Schreibkonferenz 2.0 – die Zweite

Kommentieren 12. October 2009

Wer mit virtuellen Lernplattformen arbeitet, kennt das Problem, dass diese von zeit zu Zeit upgedated, erweitert oder neu strukturiert werden sollten/müssen. Im schulischen Umfeld ist dies recht einfach handhabbar, da in regelmäßigen Abständen Schulferien sind und die Zugriffszahlen in diesem Zeitraum deutlich zurückgehen und dem Administrator erlauben, die Plattform für einen gewissen Zeitraum in den Wartungsmodus zu setzen.

In mein Moodle erhielt am Wochenende ein Tool Einzug, mit dem ich schon länger liebäugel und welches ich mit mir selber über verschiedene Testzugänge auf seine Tauglichkeit getestet habe. Ich denke, es ist eine Erwähnung hier wert, da es auch indirekt aus einem vorherigen Post zu Schreibkonferenzen hervorgeht. Die dort präsentierten Gedanken und Tools haben mehr auf ein Problem hingewiesen als dass unterrichtstaugliche Lösungen präsentiert wurden. Und dies hat mir keine Ruhe gelassen:

  1. Ein Schüler erstellt einen Text
  2. Alle oder ausgewählte Mitschüler können den Text lesen (entweder begleitend im Entstehungsprozess oder erst nach Fertigstellung.
  3. Alle oder ausgewählte Mitschüler können Korrekturen einfügen (je nach Autorenfreigabe direkt in den Text oder als Kommentar möglichst an der betreffenden Stelle und nicht als Standardkommentar unten drunter).
  4. Der Autor hat die Möglichkeit, seinen Text anhand der Kommentare zu überarbeiten.

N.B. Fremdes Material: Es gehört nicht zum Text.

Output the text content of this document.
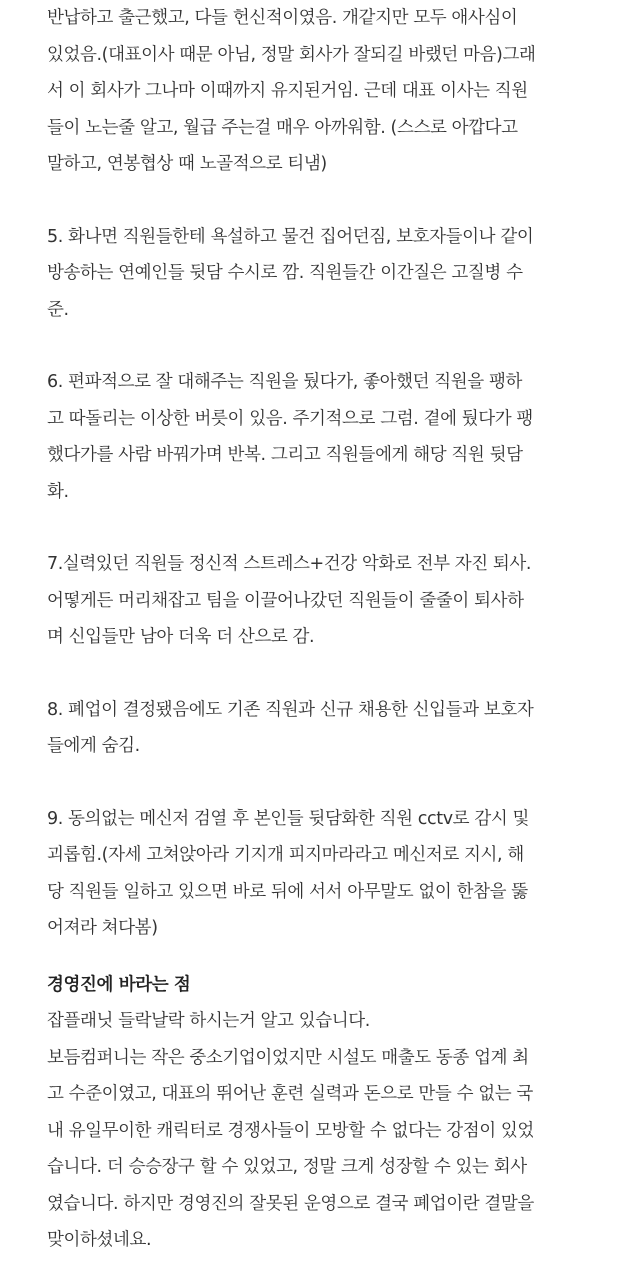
반납하고 출근했고, 다들 헌신적이였음. 개같지만 모두 애사심이
있었음.(대표이사 때문 아님, 정말 회사가 잘되길 바랬던 마음)그래
서 이 회사가 그나마 이때까지 유지된거임. 근데 대표 이사는 직원
들이 노는줄 알고, 월급 주는걸 매우 아까워함. (스스로 아깝다고
말하고, 연봉협상 때 노골적으로 티냄)
5. 화나면 직원들한테 욕설하고 물건 집어던짐, 보호자들이나 같이
방송하는 연예인들 뒷담 수시로 깜. 직원들간 이간질은 고질병 수
준.
6. 편파적으로 잘 대해주는 직원을 뒀다가, 좋아했던 직원을 팽하
고 따돌리는 이상한 버릇이 있음. 주기적으로 그럼. 곁에 뒀다가 팽
했다가를 사람 바꿔가며 반복. 그리고 직원들에게 해당 직원 뒷담
화.
7.실력있던 직원들 정신적 스트레스+건강 악화로 전부 자진 퇴사.
어떻게든 머리채잡고 팀을 이끌어나갔던 직원들이 줄줄이 퇴사하
며 신입들만 남아 더욱 더 산으로 감.
8. 폐업이 결정됐음에도 기존 직원과 신규 채용한 신입들과 보호자
들에게 숨김.
9. 동의없는 메신저 검열 후 본인들 뒷담화한 직원 cctv로 감시 및
괴롭힘.(자세 고쳐앉아라 기지개 피지마라라고 메신저로 지시, 해
당 직원들 일하고 있으면 바로 뒤에 서서 아무말도 없이 한참을 뚫
어져라 쳐다봄)
경영진에 바라는 점
잡플래닛 들락날락 하시는거 알고 있습니다.
보듬컴퍼니는 작은 중소기업이었지만 시설도 매출도 동종 업계 최
고 수준이였고, 대표의 뛰어난 훈련 실력과 돈으로 만들 수 없는 국
내 유일무이한 캐릭터로 경쟁사들이 모방할 수 없다는 강점이 있었
습니다. 더 승승장구 할 수 있었고, 정말 크게 성장할 수 있는 회사
였습니다. 하지만 경영진의 잘못된 운영으로 결국 폐업이란 결말을
맞이하셨네요.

Ein Werkzeug, welches genau diese Optionen anbietet, ist Mediabird: in deutscher Sprache, übersichtlich gestaltet und sogar in Moodle integrierbar:

Besonders gelungen finde ich dabei die Freigabeoption für den Eigentümer einer Mappe, wobei entschieden werden kann, ob die anderen Schüler nur lesen und kommentieren dürfen oder in weiteren Abstufungen auch Schreibrechte erhalten:

Die Kommentare, die die Mitschüler oder auch der Autor machen, können darüber hinaus auch noch in unterschiedliche Kategorien sortiert werden, wobei es einfache Anmerkungen aber auch Fragen oder Probleme gibt, wobei letztere in den gemeinsamen Karteikasten gelegt werden und so alle Mitschüler sofort sehen, ob irgendwo noch zu Klärendes offen ist:

Diese Frage, Anmerkung, Problem usw. wird direkt neben der Zeile symbolisch abgelegt und der Text, auf den es sich bezieht hervorgehoben. Dadurch muss nicht im Kommentar wie bei einem Blog auf Zeilen verwiesen werden oder Absätze. Über die Frage-Funktion kann somit auch vom Autor gezielt eine Diskussion angeregt werden zu einer bestimmten Textstelle, bei der er sich evtl. unsicher ist. Außerdem ist sehr schön, dass diese unterschiedlichen Anfügungen als erledigt entfernt werden können, wenn der Ausgangstext entsprechend korrigiert oder die Anmerkung anderweitig geklärt wurde.

Damit wird kollaboratives und problemlösendes Arbeiten ermöglicht und der Autor behält Kontrolle über seinen eigenen Text. Die Integration in eine eigene Lernumgebung ist natürlich besonders attraktiv, da dadurch externe Registrierungen und Anmeldungen wegfallen und für die Freigaben sofort die Mitschüler aus dem Moodle-Raum angeboten werden oder eben die selber bzw. vom Lehrer angelegten Arbeitsgruppen. Nichts desto trotz ist Mediabird auch über die oben genannte Webseite unabhängig von der Lernplattform einsetzbar.

In meiner Moodle-Testumgebung mit 5 Test-Usern hat das prima funktioniert. Ich gedenke, dieses Tool nach den Ferien bei meinen 10ern einzusetzen und das bisher weitestgehend nur für solche kooperativen Schreibszenarien genutzte Exabis-ePortfolio zu ersetzen. Weiteres Feedback aus der Praxis folgt von mir und vielleicht auch anderen Bloglesern, die das nicht unbedingt marktneue Tool nutzen.

Dieses Post wurde erstellt von René Scheppler.